字符串,字节[]和压缩 [英] String, byte[] and compression

查看:458
本文介绍了字符串,字节[]和压缩的处理方法,对大家解决问题具有一定的参考价值,需要的朋友们下面随着小编来一起学习吧!

问题描述

我们可以轻松地将 String 反汇编至 byte []

  String s =my string; 
byte [] b = s.getBytes();
System.out.println(new String(b)); //我的字符串

当涉及压缩时,似乎有一些问题。假设你有两个方法, compress uncompress (代码如下正常)

  public static byte [] compress(String data)
throws UnsupportedEncodingException,IOException {
byte [] input = data.getBytes(UTF- 8);
Deflater df = new Deflater();
df.setLevel(Deflater.BEST_COMPRESSION);
df.setInput(input);

ByteArrayOutputStream baos = new ByteArrayOutputStream(input.length);
df.finish();
byte [] buff = new byte [1024];
while(!df.finished()){
int count = df.deflate(buff);
baos.write(buff,0,count);
}
baos.close();
byte [] output = baos.toByteArray();

返回输出;
}

public static String uncompress(byte [] input)
throws UnsupportedEncodingException,IOException,
DataFormatException {
Inflater ifl = new Inflater();
ifl.setInput(input);

ByteArrayOutputStream baos = new ByteArrayOutputStream(input.length);
byte [] buff = new byte [1024];
while(!ifl.finished()){
int count = ifl.inflate(buff);
baos.write(buff,0,count);
}
baos.close();
byte [] output = baos.toByteArray();

return new String(output);
}

我的测试工作如下(工作正常)

  String text =some text; 
byte [] bytes = Compressor.compress(text);
assertEquals(Compressor.uncompress(bytes),text); // works

没有其他原因,为什么不,我想修改第一个方法以返回 String 而不是 byte []。



<方法中的

So i return new String(output),并将我的测试修改为:

  String text =some text; 
String compressedText = Compressor.compress(text);
assertEquals(Compressor.uncompress(compressedText.getBytes),text); // failed

此测试失败, java.util.zip.DataFormatException:不正确标题检查



为什么?

解决方案

String(byte [ ])构造函数是问题。
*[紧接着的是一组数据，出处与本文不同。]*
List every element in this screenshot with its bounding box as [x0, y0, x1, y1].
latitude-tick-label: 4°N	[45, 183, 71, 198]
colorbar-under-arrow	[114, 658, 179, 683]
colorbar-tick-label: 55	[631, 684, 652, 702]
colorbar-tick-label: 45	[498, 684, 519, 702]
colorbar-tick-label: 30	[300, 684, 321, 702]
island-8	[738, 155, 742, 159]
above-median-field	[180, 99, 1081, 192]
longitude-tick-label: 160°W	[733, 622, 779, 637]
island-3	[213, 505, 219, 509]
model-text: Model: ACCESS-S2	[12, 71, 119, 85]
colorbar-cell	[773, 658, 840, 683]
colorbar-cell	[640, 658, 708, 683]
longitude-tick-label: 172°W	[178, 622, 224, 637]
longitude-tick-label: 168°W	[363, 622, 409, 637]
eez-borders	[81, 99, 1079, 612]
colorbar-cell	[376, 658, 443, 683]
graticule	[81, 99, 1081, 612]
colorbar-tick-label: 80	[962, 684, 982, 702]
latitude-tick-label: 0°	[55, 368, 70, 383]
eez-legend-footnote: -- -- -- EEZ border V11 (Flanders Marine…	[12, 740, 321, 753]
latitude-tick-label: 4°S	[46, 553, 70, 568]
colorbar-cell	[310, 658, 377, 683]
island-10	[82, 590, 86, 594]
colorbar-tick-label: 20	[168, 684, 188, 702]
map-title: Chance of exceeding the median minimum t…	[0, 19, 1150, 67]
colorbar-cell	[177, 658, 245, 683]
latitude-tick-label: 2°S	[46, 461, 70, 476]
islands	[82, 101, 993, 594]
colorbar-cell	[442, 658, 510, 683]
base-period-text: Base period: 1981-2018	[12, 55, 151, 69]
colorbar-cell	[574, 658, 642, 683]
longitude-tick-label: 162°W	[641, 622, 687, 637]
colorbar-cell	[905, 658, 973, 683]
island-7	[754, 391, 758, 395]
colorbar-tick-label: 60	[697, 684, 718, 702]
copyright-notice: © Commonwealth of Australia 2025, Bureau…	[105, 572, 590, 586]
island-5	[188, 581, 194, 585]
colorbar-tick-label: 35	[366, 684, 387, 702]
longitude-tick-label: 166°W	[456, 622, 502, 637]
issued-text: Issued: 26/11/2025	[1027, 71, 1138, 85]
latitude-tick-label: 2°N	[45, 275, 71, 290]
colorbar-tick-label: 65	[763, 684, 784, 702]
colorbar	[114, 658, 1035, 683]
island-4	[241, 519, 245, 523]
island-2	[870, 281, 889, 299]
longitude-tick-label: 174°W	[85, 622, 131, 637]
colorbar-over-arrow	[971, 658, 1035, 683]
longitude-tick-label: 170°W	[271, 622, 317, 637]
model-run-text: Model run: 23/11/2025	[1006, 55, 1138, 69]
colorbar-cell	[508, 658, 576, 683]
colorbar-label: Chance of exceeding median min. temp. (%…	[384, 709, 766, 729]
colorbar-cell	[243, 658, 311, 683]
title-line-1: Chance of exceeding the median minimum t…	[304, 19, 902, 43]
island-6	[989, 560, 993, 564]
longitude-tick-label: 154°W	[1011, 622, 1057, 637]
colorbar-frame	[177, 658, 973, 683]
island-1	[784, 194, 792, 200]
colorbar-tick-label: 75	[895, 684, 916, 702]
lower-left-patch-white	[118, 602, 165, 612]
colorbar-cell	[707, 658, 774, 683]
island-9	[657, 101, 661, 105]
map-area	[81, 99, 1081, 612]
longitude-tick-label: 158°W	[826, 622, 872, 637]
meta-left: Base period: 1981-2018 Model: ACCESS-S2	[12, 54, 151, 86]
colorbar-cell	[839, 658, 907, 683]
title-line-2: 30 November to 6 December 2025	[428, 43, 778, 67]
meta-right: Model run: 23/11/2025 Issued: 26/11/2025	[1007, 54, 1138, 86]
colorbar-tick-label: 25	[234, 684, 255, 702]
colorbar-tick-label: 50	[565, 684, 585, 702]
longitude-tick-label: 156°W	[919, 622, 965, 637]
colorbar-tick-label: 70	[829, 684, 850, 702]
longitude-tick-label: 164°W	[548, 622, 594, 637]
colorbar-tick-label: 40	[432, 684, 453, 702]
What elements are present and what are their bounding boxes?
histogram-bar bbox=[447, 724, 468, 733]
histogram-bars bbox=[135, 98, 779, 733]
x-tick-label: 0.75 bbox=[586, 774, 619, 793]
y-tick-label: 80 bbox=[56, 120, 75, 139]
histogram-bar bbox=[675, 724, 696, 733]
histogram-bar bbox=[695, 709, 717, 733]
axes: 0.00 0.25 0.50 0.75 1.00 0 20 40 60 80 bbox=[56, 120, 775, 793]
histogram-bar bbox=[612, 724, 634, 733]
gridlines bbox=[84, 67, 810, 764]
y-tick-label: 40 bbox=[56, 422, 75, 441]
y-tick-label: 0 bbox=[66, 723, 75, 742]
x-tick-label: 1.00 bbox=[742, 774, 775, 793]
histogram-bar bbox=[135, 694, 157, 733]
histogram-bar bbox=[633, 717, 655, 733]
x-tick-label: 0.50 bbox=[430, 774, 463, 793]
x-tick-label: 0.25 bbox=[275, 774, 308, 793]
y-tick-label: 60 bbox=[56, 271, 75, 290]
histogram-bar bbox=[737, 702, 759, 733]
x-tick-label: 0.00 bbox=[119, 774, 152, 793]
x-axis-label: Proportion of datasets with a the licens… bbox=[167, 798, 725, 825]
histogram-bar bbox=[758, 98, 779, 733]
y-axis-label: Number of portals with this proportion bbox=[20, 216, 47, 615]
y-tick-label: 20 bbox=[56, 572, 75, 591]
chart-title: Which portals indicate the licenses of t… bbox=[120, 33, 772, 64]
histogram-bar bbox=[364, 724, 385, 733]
你不能简单地取任意字节,将它们转换为字符串,然后回到字节数组。 String 类根据所需的字符集对此字节执行复杂的编码。如果给定字节序列不能被表示在Unicode中,它将被丢弃或转换为其他。从字节到 String 并回到 bytes 的转换是无损的,只有这些字节真的表示一些 String (在某些编码中)。



这是一个最简单的例子:

  new String(new byte [] { -  128},UTF-8)。getBytes(UTF-8)
pre>

上述返回 -17,-65,-67 code>输入返回完全相同的输出。


We can disassemble String to and from byte[] easily

        String s = "my string";
        byte[] b = s.getBytes();
        System.out.println(new String(b)); // my string

When compression is involved however there seem to be some issues. Suppose you have 2 methods, compress and uncompress (code below works fine)

public static byte[] compress(String data) 
             throws UnsupportedEncodingException, IOException {
    byte[] input = data.getBytes("UTF-8");
    Deflater df = new Deflater();
    df.setLevel(Deflater.BEST_COMPRESSION);
    df.setInput(input);

    ByteArrayOutputStream baos = new ByteArrayOutputStream(input.length);
    df.finish();
    byte[] buff = new byte[1024];
    while (!df.finished()) {
        int count = df.deflate(buff);
        baos.write(buff, 0, count);
    }
    baos.close();
    byte[] output = baos.toByteArray();

    return output;
}

public static String uncompress(byte[] input) 
            throws UnsupportedEncodingException, IOException,
        DataFormatException {
    Inflater ifl = new Inflater();
    ifl.setInput(input);

    ByteArrayOutputStream baos = new ByteArrayOutputStream(input.length);
    byte[] buff = new byte[1024];
    while (!ifl.finished()) {
        int count = ifl.inflate(buff);
        baos.write(buff, 0, count);
    }
    baos.close();
    byte[] output = baos.toByteArray();

    return new String(output);
}

My Tests work as follows (works fine)

String text = "some text";
byte[] bytes = Compressor.compress(text);
assertEquals(Compressor.uncompress(bytes), text); // works

For no reason other then, why not, i'd like to modify the first method to return a String instead of the byte[].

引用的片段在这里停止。